Monday, August 02, 2004

Home and Homeliness

I never realized how ghetto my hometown has become until this, my most recent trip home. Seeing as how my parents technically live out of town (by 80 feet, if you want to get technical), unless I actually venture into city limits, I can go an entire visit and not actually see the town. But last night, when we decided to have family pizza and movie night, I went to the video store and realized I was surrounded by dirty, mean, and possibly high people. No longer do I recognize anyone (both good and bad...first time ever more bad than good) and I've noticed a larger than usual influx of St. Louis people for the summer, which tends to bring inflated gas and grocery prices as well as an increased incidence of opportunistic crime. This means that once I return to Murray, you'll see me locking things up like crazy...which will likely be nothing unusual. Tomorrow morning, I'm taking Grandpa out for a Chinese buffet lunch. It'll be interesting to see what home looks like in the morning, weekday light.

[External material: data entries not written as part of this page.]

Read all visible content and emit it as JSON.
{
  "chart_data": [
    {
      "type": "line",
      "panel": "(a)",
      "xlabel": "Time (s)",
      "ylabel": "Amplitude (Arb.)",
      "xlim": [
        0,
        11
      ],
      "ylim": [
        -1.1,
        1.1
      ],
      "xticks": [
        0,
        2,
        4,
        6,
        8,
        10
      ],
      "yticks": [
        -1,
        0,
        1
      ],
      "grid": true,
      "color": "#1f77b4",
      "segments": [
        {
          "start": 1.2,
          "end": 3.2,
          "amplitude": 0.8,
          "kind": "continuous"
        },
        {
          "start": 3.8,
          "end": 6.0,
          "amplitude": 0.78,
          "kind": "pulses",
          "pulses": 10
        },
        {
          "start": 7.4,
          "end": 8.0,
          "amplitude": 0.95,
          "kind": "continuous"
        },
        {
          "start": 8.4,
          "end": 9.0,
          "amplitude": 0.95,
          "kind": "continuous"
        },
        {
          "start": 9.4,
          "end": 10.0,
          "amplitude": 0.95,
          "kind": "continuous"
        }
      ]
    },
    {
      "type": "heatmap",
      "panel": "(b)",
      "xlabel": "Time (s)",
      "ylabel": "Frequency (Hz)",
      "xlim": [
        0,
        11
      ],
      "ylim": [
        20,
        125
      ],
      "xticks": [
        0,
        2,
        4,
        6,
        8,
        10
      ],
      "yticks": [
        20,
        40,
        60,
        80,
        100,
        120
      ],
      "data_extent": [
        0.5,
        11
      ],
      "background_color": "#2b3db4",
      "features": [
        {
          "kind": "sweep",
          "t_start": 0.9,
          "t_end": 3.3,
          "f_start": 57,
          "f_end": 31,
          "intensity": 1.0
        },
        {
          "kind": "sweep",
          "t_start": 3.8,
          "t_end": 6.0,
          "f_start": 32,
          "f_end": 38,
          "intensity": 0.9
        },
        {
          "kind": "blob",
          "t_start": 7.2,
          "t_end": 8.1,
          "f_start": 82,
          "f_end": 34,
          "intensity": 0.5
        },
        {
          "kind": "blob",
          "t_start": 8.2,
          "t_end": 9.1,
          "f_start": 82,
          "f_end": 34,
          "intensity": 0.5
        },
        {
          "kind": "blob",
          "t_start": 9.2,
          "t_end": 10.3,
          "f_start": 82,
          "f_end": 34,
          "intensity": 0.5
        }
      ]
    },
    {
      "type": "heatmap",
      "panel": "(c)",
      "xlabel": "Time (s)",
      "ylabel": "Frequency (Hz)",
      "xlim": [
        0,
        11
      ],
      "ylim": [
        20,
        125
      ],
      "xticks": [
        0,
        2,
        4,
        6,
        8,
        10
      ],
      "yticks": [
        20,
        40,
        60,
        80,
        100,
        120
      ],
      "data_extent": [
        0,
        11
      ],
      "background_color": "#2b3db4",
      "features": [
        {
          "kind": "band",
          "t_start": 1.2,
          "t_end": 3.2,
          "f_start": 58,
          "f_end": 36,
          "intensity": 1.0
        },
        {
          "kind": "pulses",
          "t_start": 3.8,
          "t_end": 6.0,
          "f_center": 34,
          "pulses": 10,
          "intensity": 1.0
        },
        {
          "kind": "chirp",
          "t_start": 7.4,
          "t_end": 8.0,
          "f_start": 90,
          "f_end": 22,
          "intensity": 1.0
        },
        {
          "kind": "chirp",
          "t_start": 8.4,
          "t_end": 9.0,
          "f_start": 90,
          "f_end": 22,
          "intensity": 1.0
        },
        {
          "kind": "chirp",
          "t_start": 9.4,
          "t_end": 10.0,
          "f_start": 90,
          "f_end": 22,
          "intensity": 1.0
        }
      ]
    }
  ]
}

It's always interesting to look through my closet and drawers and the things on my computer to see what I was into/wearing/doing in the past. Going to my room is like opening a time capsule. So far I've remembered that back in the day I really liked Cool Water Perfume (but not the lotions that came with it), Nintendo Power magazines, and Isaak Asimov books. I'm also reading long-since abandoned message boards which are now...let's just say it's obvious why I abandoned them. I've found a bunch of cds and videos (I joined the dvd era long after leaving home) that I wouldn't mind taking back to Murray with me. But tonight, before it gets really later or before I find something to really be embarassed about...like all my Cher cds...I am going to my big, soft, plaid bed.